Amyloid-like DNA bridging: a new mode of DNA shaping

Abstract

All organisms depend on specific proteins to compact and organize their genomes. In eukaryotes, histones fulfil this role, while bacterial chromosomes are shaped by nucleoid-associated proteins (NAPs). Among its pleiotropic functions, the NAP Hfq plays a pivotal role in bacterial genome organization. In this study, we characterized the structure of the C-terminal extension of Hfq, which mediates chromosomal compaction, in its DNA-bound state. Using an integrative approach that combined transmission electron microscopy, neutron scattering, site-directed mutagenesis, and molecular modeling, we identified an amyloid module formed by the C-terminal region of Hfq.
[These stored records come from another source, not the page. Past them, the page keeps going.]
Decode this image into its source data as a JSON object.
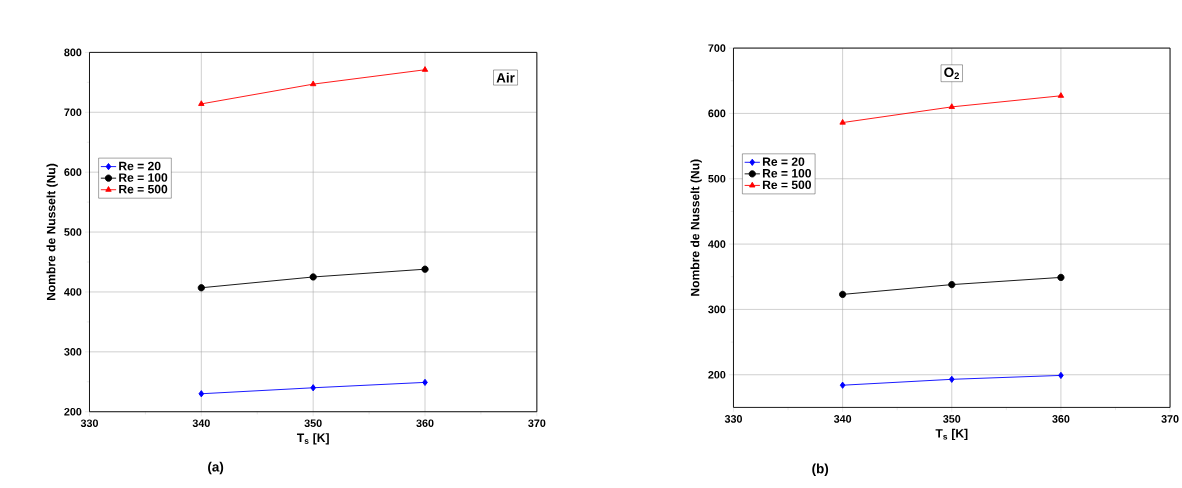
{
  "chart_data": [
    {
      "type": "line",
      "xlabel": "T$_{s}$ [K]",
      "ylabel": "Nombre de Nusselt (Nu)",
      "x": [
        340,
        350,
        360
      ],
      "xlim": [
        330,
        370
      ],
      "xticks": [
        330,
        340,
        350,
        360,
        370
      ],
      "ylim": [
        200,
        800
      ],
      "yticks": [
        200,
        300,
        400,
        500,
        600,
        700,
        800
      ],
      "grid": true,
      "legend": "left",
      "line_style": "solid",
      "annotations": [
        "Air",
        "(a)"
      ],
      "series": [
        {
          "name": "Re = 20",
          "color": "#0000ff",
          "marker": "diamond",
          "values": [
            230,
            240,
            249
          ]
        },
        {
          "name": "Re = 100",
          "color": "#000000",
          "marker": "circle",
          "values": [
            407,
            425,
            438
          ]
        },
        {
          "name": "Re = 500",
          "color": "#ff0000",
          "marker": "triangle",
          "values": [
            714,
            747,
            771
          ]
        }
      ]
    },
    {
      "type": "line",
      "xlabel": "T$_{s}$ [K]",
      "ylabel": "Nombre de Nusselt (Nu)",
      "x": [
        340,
        350,
        360
      ],
      "xlim": [
        330,
        370
      ],
      "xticks": [
        330,
        340,
        350,
        360,
        370
      ],
      "ylim": [
        150,
        700
      ],
      "yticks": [
        200,
        300,
        400,
        500,
        600,
        700
      ],
      "grid": true,
      "legend": "left",
      "line_style": "solid",
      "annotations": [
        "O$_{2}$",
        "(b)"
      ],
      "series": [
        {
          "name": "Re = 20",
          "color": "#0000ff",
          "marker": "diamond",
          "values": [
            184,
            193,
            199
          ]
        },
        {
          "name": "Re = 100",
          "color": "#000000",
          "marker": "circle",
          "values": [
            323,
            338,
            349
          ]
        },
        {
          "name": "Re = 500",
          "color": "#ff0000",
          "marker": "triangle",
          "values": [
            586,
            610,
            627
          ]
        }
      ]
    }
  ]
}
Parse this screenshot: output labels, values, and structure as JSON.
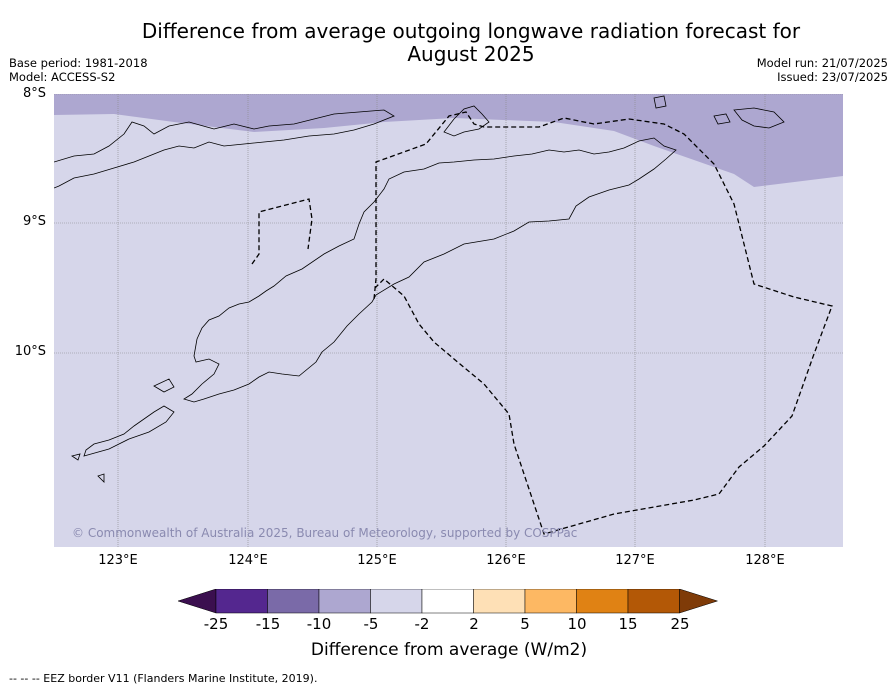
{
  "title": "Difference from average outgoing longwave radiation forecast for August 2025",
  "title_line1": "Difference from average outgoing longwave radiation forecast for",
  "title_line2": "August 2025",
  "base_period": "Base period: 1981-2018",
  "model": "Model: ACCESS-S2",
  "model_run": "Model run: 21/07/2025",
  "issued": "Issued: 23/07/2025",
  "lat_labels": [
    "8°S",
    "9°S",
    "10°S"
  ],
  "lon_labels": [
    "123°E",
    "124°E",
    "125°E",
    "126°E",
    "127°E",
    "128°E"
  ],
  "copyright": "© Commonwealth of Australia 2025, Bureau of Meteorology, supported by COSPPac",
  "colorbar": {
    "title": "Difference from average (W/m2)",
    "labels": [
      "-25",
      "-15",
      "-10",
      "-5",
      "-2",
      "2",
      "5",
      "10",
      "15",
      "25"
    ],
    "colors": [
      "#3b0f4f",
      "#54278f",
      "#7a6aa8",
      "#ada7d0",
      "#d6d6ea",
      "#ffffff",
      "#fee0b6",
      "#fdb863",
      "#e08214",
      "#b35806",
      "#7f3b08"
    ]
  },
  "map": {
    "background_category": "-5 to -2",
    "background_color": "#d6d6ea",
    "north_band_category": "-10 to -5",
    "north_band_color": "#ada7d0",
    "lon_range": [
      122.5,
      128.6
    ],
    "lat_range": [
      -8.0,
      -11.5
    ]
  },
  "footnote": "--  --  -- EEZ border V11 (Flanders Marine Institute, 2019)."
}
This module uniquely bridges and compacts six DNA molecules, marking the first documented instance of an amyloid structure with DNA-bridging properties. Our findings redefine the functional landscape of amyloids, linking them to genome architecture and gene regulation. This result suggests that amyloid-DNA interactions may represent a conserved mechanism across biological systems, with profound implications for understanding genome organization and the regulation of gene expression in both prokaryotes and eukaryotes.

Graphical Abstract

Figure 1.

AFM images of fibrillar Hfq-CTR:DNA complexes on mica. (A) Fibers adopting a helical structure. Note the tendency of the fibers to intertwine at the top of the panel. The inset shows a tilted view of long fibers, revealing 2–3 nm protrusions spaced by ∼100 nm. (B) The profile of the top of the fiber, taken from the region indicated by the two white arrows.

Figure 2.

Cryo-EM image of the Hfq-CTR:DNA fibers. Representative aligned micrograph from a set of 1100 movies acquired. Arrows indicate the two kinds of fibers found in this work: thin fibers (10–15 nm diameter) and thicker fibers (25 nm diameter). The scale bar represents 50 nm.

Figure 3.

Asymmetrical helical reconstruction of the fiber using SPA. (A) Close-up view of a section in the thinner part of 3D reconstruction, as shown in panel (B). (C) Symmetry analysis of the 3D reconstructed fiber. A 6-fold symmetry is observed for the reconstructed fiber, with slight outward deformation confirming the right-handed helical nature of the fiber.

Figure 4.

SANS analysis. (A) Cross-sectional form factor for the DNA component of the fiber. The solid curve represents the fit of the form factor expression. (B) Two-dimensional DNA density profile of the fiber’s cross-section. (C) Azimuthally averaged radial DNA density profile. (D–F) As in panels (A–C) but for the Hfq-CTR component.

Figure 5.

INS spectra. Spectra were collected at 10 K all in D₂O for deuterated crystalline ice Ih (gray), DNA (cyan), Hfq-CTR (blue), and Hfq-CTR:DNA complex (red), normalized to the elastic line to account for differences in density and instrument conditions. Here one should consider possible shifts due to harmonic, isotope-independent force constants, with a factor of √ (20/18) = 1.054 for the translational modes. (A) No exchange with D₂O occurs, as indicated by the absence of a vibrational mode ∼900 cm⁻¹ [50]. The softening of the 400 cm⁻¹ vibration for the complexes, highlighted in yellow, indicates that hydration water remains undisturbed. (B) Lattice vibrations. The analysis of the overall spectral weight (or intensity) allows the conclusion that the fiber in D₂O is the stiffest. (C) Spectral changes suggest the partial opening of the dsDNA and an effect of the Hfq-CTR on the deoxyribose pucker, as described in the text. (D) The strong vibrational mode at 1625 cm⁻¹ demonstrates interactions between Hfq-CTR and the N₆ amino group of adenines. An interaction at the N₆ position of adenine is typically indicative of major groove recognition [57]. This major groove interaction is further supported by the fact that A-tract DNA has a compressed, narrow minor groove, which is unlikely to accommodate an amyloid structure.

Figure 6.

Fibrillar complexes of Hfq-CTR and DNA. (A) Approximate positions of the centers of mass of the DNA helices in the complex used in the modeling. This graph shows the cross-sectional view from the top of the complex along the fiber axis. Note that the hole at the center of panel (A) might indicate a depletion in density rather than complete absence of Hfq-CTR at this specific cross-section of the fiber (see the radial density profile of Hfq-CTR in Fig. 4F). (B) The six green DNA double-helices arranged hexagonally in this panel correspond to the positions of the six DNAs in panel (A) after refinement. The six N-terminal torus of Hfq, which are absent in this model, should decorate the fiber and extend outward from it. (C) As suggested by both Cryo-EM and INS experiments, the dsDNA can be locally separated into two single-stranded DNA regions. This specific region was also modeled in the Cryo-EM envelope.